MEHMET AKİF ERSOY'UN EDEBİ KİŞİLİĞİ
Şiirlerinde genel olarak Türk- İslam dünyasının içinde bulunduğu durumu, sosyal-siyasal ve kültürel hayatı, bu hayatın çürüyen eksik yanlarını, realist bir bakış açısıyla dile getiren Mehmet Akif Ersoy, sanat yaşamı boyunca hiç bir edebi topluluk içerisinde yer almadı.
Ersoy’un şiirleri İslami bir lirizme sahipken, milli edebiyatın dil ve edebiyat anlayışından uzak kalmış ancak o dönemde eserlerini yazdığı için verdiği için milli edebiyat dönemine dahil edildi.
Bu yönüyle "Toplum için sanat" anlayışına bağlı kalan Ersoy’un şiirlerindeki en önemli konular ise cehalet, taassup, fakirlik, inançsızlık, köksüzlük olarak öne çıktı.
Bütün şiirlerini aruz ölçüsüyle kaleme alan Ersoy nazmı nesre yaklaştırmada oldukça başarılı hale geldi.
Tevfik Fikret ve Yahya Kemal gibi aruzu Türkçeye başarıyla uygulayan üç sanatçıdan biri oldu.
Divan edebiyatı nazım biçimlerinden özellikle mesnevi nazım biçimini kullandı. Şiirleri genel anlamda lirik- epik kategorilerinde değerlendirildi.
İslamcılık akımını benimseyen şair, çeşitli yazılarında sık sık Batıcılık ve Türkçülük akımını eleştirerek manzum hikâye türünün Türk edebiyatındaki önemli isimlerinden biri haline geldi.
Seyfi Baba, Küfe, Mahalle Kahvesi, Meyhane, Hasta; Mehmet Akif'in meşhur manzum öyküleridir.
MEHMET AKİF ERSOY KİMDİR?
20 Aralık 1873’te İstanbul’da doğan Ersoy’ın babası Fatih Medresesi müderrislerinden Mehmet Tahir Efendi, Osmanlı Devleti’ne bağlı Arnavutluk’un İpek kazasına bağlı Şuşise Köyü’nden İstanbul’a gelmişti. Ersoy’un annesi Emine Cemile Hanım ise Buharalı Mehmet Efendi’nin kızı olarak Samsun’da doğmuştu. Mehmet Tahir Efendi, ona ebced hesabıyla doğduğu yıl olan 1290’a karşılık gelen Rağıf ismini vermişse de çevresi tarafından Akif olarak çağrıldı. Akif dışında bir de Nuriye adında bir kızları bulunuyordu.

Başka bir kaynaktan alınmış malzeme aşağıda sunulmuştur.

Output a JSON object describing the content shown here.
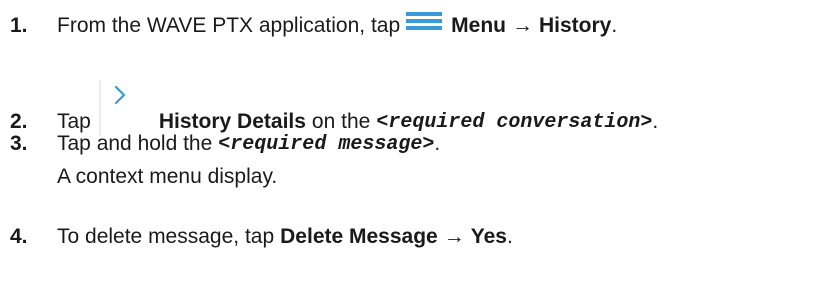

Mehmet Akif, İstanbul’da Fatih’in Sarıgüzel semtinin Nasuh Mahallesi’nde doğdu. Çocukluğu Osmanlı Devleti’nin “hasta adam” olarak nitelendirildiği döneme denk geldi. 1878 yılında, Akif 4 yaşındayken Fatih’de Emir Buhari Mahalle Mektebi’ne başladı. Burada iki yıl eğitim gördükten sonra Fatih İbtidaisi’ne geçti. Aynı yıl babası ona Arapça dersleri vermeye başladı.
Babasının yazın Emin Paşa’nın çocuklarına ders vermesi sebebiyle Emin Paşa’nın çocukları ile arkadaşlık kurdu. Mehmet Akif, 1882 yılında ilköğretimini tamamlayarak Fatih Merkez Rüştiyesi’ne başladı. Ayrıca Fatih Camii’nde Esad Dede’nin İran Edebiyatı derslerine katılıyordu. Lise eğitiminde Mülkiye’nin İdadi bölümünde başladıktan sonra yüksek kısmına geçti. Kısa bir süre sonra evlerinin yanması ve babasının vefatı sebebiyle okula devam edemeyip sivil veterinerlik okulu olan Baytar Mektebi’ne geçti. Şiirle ilgisi bu dönemde başlayan Mehmet Akif, ilk şiirlerini bu dönemde yazmaya başladı.